Technology is especially puzzling given our hyper connected world where it seems that social contact is readily available at our fingertips. Technology, in fact, may be both a cause and a solution to loneliness. Turkle, an MIT professor claims that technology has fundamentally changed the way we relate to one another. In Turkle's view, we are engaged in a Faustian deal that exchanges meaningless virtual connection for the real deal -- intimacy. For immobile elders, on the other hand, or for those living far away from their families and friends, technology may be the only source of social connection that keeps loneliness at bay.
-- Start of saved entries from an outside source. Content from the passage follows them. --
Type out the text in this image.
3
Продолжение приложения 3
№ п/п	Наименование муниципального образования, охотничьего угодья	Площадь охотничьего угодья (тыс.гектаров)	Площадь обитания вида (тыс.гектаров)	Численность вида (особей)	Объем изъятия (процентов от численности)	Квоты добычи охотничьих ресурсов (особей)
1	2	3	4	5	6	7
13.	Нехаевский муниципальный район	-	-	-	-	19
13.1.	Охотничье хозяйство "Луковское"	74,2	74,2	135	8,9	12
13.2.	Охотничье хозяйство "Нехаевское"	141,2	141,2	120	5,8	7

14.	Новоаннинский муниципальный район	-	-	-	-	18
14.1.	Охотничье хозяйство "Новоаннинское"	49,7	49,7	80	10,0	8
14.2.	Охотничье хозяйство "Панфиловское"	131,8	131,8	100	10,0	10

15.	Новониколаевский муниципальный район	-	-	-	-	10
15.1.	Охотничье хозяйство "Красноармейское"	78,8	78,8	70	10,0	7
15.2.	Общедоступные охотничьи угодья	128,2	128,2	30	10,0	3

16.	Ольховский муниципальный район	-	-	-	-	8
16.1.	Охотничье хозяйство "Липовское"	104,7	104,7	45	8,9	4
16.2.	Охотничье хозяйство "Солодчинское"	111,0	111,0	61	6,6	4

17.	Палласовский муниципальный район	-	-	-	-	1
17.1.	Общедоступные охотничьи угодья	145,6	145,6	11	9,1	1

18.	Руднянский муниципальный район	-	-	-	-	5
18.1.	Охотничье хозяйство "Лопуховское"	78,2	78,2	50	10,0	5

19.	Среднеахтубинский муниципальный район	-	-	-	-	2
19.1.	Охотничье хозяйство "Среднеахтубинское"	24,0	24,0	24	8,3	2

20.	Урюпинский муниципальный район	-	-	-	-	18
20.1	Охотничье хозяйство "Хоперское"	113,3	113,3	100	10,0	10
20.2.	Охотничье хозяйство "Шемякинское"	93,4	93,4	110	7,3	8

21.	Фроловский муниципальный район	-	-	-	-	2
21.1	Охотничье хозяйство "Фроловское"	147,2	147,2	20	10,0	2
Others blame loneliness on urbanism and modern life. The individualist ethos, the pursuit of wealth, and the trend of living alone, particularly in big cities have all been documented as causes of loneliness. This doesn't take into account, however that urbanization may decrease loneliness for people who don't fit into the places where they happened to be born. Sometimes urbanization can be the only cure for loneliness.

In my own case, loneliness stems from a mixed bag of causes. Immigration, singlehood, grief over too many losses. These are plausible explanations, but none capture the social trend of loneliness that the psychological research consistently documents.

The answer may lie less in what we are doing, than on what we aren't. We know that the people who live the longest and are the happiest are also the most social. Dan Buettner, a scientist who studies longevity around the world consistently documents the relationship between quality and length of life and number and quality of daily social interactions. The people of Ikaria, for example, where centenarians are common, don't plan dinner dates months in advance, or spend inordinate time in front of a screen, or texting each other -- they speak and engage with members of their community multiple times daily. It's woven into the fabric of life rather than another thing to accomplish on the "to do" list.

As a society, we fail miserably in providing social structures that promote opportunities for intimacy. As Anna Fels, a psychiatrist, noted in the Times this week, aside from the therapists office, "There are precious few times and spaces left in our society in which people quietly speak to one another in a sustained, intimate conversation." As wonderful as therapy can be, it should not be a substitute, or a cure for loneliness.

To be sure, the causes of loneliness are complicated and varied. But there is a large gap between what we know from the loneliness research conducted on millions of people and what we are doing about it. Blaming technology and urbanization is not enough. Teaching people social skills, or cognitive strategies to deal with their negative thoughts will also not suffice.

The indisputable relationship between loneliness and early death means that loneliness is a public health issue. Only a solution of public health proportions will stand a fighting chance at curing this modern malaise.